Russian Roulette A Deadly Game: How British Spies Thwarted Lenin's Global Plot Synopsis
'It reads like fiction, but it is, astonishingly, history.' - The Times In 1917, an eccentric band of British spies is smuggled into newly-Soviet Russia. Their goal? To defeat Lenin's plan to destroy British India and bring down the democracies of the West. These extraordinary spies, led by Mansfield Cumming, proved brilliantly successful. They found a wholly new way to deal with enemies, one that relied on espionage and dirty tricks rather than warfare. They were the unsung founders of today's modern, highly professional secret services. They were also the inspiration for fictional heroes to follow, from James Bond to Jason Bourne.
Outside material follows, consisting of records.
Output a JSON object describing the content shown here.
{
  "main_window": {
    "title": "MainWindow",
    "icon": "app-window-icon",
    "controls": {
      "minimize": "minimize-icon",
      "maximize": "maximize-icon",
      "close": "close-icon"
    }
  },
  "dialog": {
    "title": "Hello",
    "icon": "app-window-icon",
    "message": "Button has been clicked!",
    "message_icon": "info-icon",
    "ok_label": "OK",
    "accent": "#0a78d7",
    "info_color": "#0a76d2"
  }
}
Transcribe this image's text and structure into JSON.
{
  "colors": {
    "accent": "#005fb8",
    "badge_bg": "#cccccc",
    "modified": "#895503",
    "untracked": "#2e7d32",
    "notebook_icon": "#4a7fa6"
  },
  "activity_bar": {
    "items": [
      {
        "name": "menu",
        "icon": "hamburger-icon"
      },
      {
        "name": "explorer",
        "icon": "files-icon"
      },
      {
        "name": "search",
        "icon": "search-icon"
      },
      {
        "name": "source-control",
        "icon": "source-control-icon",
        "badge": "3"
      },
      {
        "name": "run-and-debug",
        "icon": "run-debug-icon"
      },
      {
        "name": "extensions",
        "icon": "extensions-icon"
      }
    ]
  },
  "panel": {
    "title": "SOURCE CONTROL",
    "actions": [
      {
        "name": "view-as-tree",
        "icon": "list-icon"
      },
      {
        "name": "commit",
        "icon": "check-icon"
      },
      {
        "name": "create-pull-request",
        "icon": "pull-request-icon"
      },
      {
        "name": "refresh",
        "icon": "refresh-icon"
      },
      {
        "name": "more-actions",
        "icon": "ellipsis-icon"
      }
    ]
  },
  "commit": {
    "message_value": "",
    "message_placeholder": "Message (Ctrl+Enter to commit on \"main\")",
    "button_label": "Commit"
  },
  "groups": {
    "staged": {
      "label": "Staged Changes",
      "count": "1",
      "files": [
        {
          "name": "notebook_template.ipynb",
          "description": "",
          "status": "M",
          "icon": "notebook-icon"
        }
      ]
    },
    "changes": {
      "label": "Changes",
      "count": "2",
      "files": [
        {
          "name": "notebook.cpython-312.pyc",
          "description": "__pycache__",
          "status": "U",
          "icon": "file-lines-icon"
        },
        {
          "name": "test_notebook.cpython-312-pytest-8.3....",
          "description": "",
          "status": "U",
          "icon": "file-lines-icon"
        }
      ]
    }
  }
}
Giles Milton's fast-packed account of Britain's attempts to sabotage Lenin's revolution reads like a madcap thriller ... Milton has synthesised and filleted a mass of material - old memoirs, official archives and newly released intelligence files - to produce a rollicking tale ... which explains the long war against Russia with verve, wit and colour. It reads like fiction, but it is, astonishingly, history. - The Times
This gripping history of derring-do and invisible ink brings to life the exploits of the British spies who waged war against Russia during the Cold War ... Full of novelistic flourishes ... [readers] will find themselves as gripped as they would be by the very best of Fleming or le Carre. - Sunday Times Culture
Milton is a compulsive storyteller whose rattling style ensures this is the antithesis of a dry treatise on espionage. And unlike 007, it's all true. - The Daily Express
Author
About Giles Milton
Giles Milton is a writer and journalist. He has contributed articles for most of the British national newspapers as well as many foreign publications and specialises in the history of travel and exploration. In the course of his researches, he has travelled extensively in Europe and the Middle East.